Item ; afin que les choses dessus dites traitées et parlées soient plus fermes et stables et valables, seront faites et données les fermetés qui s’ensuivent ; c’est à savoir, lettres scellées des sceaux des rois et des ains-nés fils d’eux, les meilleures qui pourront être faites et ordonnées par le conseil des dits rois : et jureront les dits rois et leurs ains-nés fils et autres enfans, et aussi les autres des lignages des dits seigneurs et autres grands des royaumes, jusques au nombre de vingt, de chacune partie, qu’ils tiendront et aideront à tenir, pour tant comme à chacun d’eux touche, les dites choses traitées et accordées, et accompliront sans jamais venir au contraire, sans fraude et sans mal engin, et sans faire nul empêchement ; et si il avoit aucun du royaume de France ou du royaume d’Angleterre qui fussent rebelles, ou ne voulussent accorder les choses dessus dites, les deux rois ensemble feront tout leur pouvoir de corps, de biens et d’amis, de mettre les dits rebelles en obéissance, selon la forme et teneur du dit traité.
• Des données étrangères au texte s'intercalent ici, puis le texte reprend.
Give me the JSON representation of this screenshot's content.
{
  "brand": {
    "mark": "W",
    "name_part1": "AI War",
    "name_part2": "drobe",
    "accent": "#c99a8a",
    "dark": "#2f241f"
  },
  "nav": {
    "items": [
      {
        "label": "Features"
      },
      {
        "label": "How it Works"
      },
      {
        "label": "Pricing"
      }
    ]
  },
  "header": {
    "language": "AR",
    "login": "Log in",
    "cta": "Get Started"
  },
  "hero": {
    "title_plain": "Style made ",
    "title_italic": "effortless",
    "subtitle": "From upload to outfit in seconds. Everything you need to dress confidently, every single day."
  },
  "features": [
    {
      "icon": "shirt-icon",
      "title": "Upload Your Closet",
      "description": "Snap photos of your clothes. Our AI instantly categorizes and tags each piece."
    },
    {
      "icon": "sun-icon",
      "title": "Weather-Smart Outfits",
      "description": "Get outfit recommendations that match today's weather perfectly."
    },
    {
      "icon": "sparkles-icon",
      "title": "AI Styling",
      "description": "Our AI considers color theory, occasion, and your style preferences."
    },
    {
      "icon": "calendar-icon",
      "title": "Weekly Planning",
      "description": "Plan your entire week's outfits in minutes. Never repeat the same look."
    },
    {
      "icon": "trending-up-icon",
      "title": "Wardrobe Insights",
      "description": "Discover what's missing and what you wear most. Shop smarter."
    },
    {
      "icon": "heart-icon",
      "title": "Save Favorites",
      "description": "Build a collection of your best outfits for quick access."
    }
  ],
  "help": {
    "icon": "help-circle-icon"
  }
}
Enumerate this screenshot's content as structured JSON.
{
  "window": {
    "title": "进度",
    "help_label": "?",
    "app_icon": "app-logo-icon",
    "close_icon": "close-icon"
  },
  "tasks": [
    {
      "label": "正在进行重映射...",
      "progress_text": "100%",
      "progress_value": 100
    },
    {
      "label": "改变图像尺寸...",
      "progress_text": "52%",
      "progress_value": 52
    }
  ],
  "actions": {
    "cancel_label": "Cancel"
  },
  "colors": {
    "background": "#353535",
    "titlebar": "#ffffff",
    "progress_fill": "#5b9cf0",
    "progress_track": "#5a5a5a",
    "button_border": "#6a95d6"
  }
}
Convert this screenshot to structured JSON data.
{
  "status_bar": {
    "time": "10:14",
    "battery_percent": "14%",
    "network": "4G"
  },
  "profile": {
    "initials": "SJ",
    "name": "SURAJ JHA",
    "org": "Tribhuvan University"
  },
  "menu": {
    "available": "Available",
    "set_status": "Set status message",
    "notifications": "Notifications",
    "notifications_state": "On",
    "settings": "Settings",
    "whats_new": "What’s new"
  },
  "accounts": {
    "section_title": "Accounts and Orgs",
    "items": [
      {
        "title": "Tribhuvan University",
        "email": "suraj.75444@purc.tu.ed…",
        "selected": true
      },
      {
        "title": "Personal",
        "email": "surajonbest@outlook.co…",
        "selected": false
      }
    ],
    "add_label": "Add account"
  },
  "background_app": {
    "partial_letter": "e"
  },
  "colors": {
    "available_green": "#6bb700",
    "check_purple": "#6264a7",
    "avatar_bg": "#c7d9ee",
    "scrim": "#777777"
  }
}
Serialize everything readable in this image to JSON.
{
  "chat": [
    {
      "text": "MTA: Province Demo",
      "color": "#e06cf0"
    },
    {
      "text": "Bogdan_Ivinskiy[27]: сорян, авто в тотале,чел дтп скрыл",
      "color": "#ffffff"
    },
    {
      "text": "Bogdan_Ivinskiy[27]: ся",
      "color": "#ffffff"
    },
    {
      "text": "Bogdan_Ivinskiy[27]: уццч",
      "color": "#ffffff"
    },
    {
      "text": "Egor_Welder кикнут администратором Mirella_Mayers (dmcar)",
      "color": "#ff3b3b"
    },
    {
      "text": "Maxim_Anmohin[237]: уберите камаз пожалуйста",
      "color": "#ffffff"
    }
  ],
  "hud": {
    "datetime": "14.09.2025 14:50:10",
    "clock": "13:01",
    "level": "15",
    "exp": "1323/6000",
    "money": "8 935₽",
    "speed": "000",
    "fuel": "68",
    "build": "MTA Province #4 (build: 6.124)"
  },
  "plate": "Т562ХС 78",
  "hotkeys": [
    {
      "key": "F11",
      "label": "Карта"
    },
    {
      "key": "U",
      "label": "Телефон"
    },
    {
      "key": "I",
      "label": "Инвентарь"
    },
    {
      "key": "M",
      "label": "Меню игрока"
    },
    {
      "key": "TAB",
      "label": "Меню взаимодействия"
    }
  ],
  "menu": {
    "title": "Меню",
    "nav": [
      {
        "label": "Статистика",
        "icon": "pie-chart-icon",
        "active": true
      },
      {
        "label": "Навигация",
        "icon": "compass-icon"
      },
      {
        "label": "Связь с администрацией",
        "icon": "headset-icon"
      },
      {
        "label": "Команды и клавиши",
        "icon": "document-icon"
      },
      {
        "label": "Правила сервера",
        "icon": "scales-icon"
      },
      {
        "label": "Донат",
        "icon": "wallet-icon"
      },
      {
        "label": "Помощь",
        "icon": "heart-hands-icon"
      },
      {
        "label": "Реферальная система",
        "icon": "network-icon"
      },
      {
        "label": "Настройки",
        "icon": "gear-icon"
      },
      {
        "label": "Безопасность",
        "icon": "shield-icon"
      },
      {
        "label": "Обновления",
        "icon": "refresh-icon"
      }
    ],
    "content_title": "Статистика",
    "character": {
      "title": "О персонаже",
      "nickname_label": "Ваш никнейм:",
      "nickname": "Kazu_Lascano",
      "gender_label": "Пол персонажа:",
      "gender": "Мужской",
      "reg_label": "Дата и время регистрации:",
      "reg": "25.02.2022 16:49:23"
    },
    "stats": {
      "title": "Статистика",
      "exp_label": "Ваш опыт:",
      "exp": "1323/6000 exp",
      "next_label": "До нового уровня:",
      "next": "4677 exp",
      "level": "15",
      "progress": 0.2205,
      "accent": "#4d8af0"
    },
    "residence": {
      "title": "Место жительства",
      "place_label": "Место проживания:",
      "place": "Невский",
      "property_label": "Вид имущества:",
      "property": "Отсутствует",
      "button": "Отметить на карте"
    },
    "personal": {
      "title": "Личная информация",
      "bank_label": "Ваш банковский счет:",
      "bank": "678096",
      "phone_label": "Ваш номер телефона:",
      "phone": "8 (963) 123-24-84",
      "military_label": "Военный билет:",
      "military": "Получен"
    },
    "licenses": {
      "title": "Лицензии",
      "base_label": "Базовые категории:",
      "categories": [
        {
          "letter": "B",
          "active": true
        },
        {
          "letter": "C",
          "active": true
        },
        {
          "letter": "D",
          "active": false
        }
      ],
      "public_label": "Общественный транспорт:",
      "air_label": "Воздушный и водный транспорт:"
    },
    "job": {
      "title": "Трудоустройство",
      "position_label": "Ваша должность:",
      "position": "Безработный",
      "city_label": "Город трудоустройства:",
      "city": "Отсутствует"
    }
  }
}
Et avec ce se soumettront les deux rois et leurs hoirs et royaumes à la cohercion de notre saint père le pape, afin qu’il puisse contraindre par sentences, censures d’église et autres voies dues, celui qui sera rebelle, selon ce qu’il sera de raison. Et parmi les fermetés et sûretés dessus dites, renonceront les deux rois, pour eux et leurs hoirs, par foi et serment, à toutes guerres et procès de fait. Et si par désobéissance, rébellion ou puissance d’aucuns sujets du royaume de France, le roi de France ou ses hoirs ne pouvoient accomplir toutes les choses dessus dites, le roi d’Angleterre, ses hoirs, ni son royaume, ou aucuns pour eux, ne feront ou devront faire guerre contre le roi de France, ses hoirs, ni son royaume ; mais tous ensemble s’efforceront de mettre les dits rebelles en obéissance, et d’accomplir les choses dessus dites. Et aussi si aucuns du royaume et obéissans du roi d’Angleterre ne vouloient rendre les châteaux, villes ou forteresses qu’ils tiennent au royaume de France, et obéir au traité dessus dit, ou par juste cause ne pourrait accomplir ce qu’il doit faire par ce présent traité, le roi de France ni ses hoirs ou

  1. Charles V, qui était effrayé des conséquences d’une guerre avec l’Angleterre, semble n’avoir rien omis pour persuader que la raison était de son côté.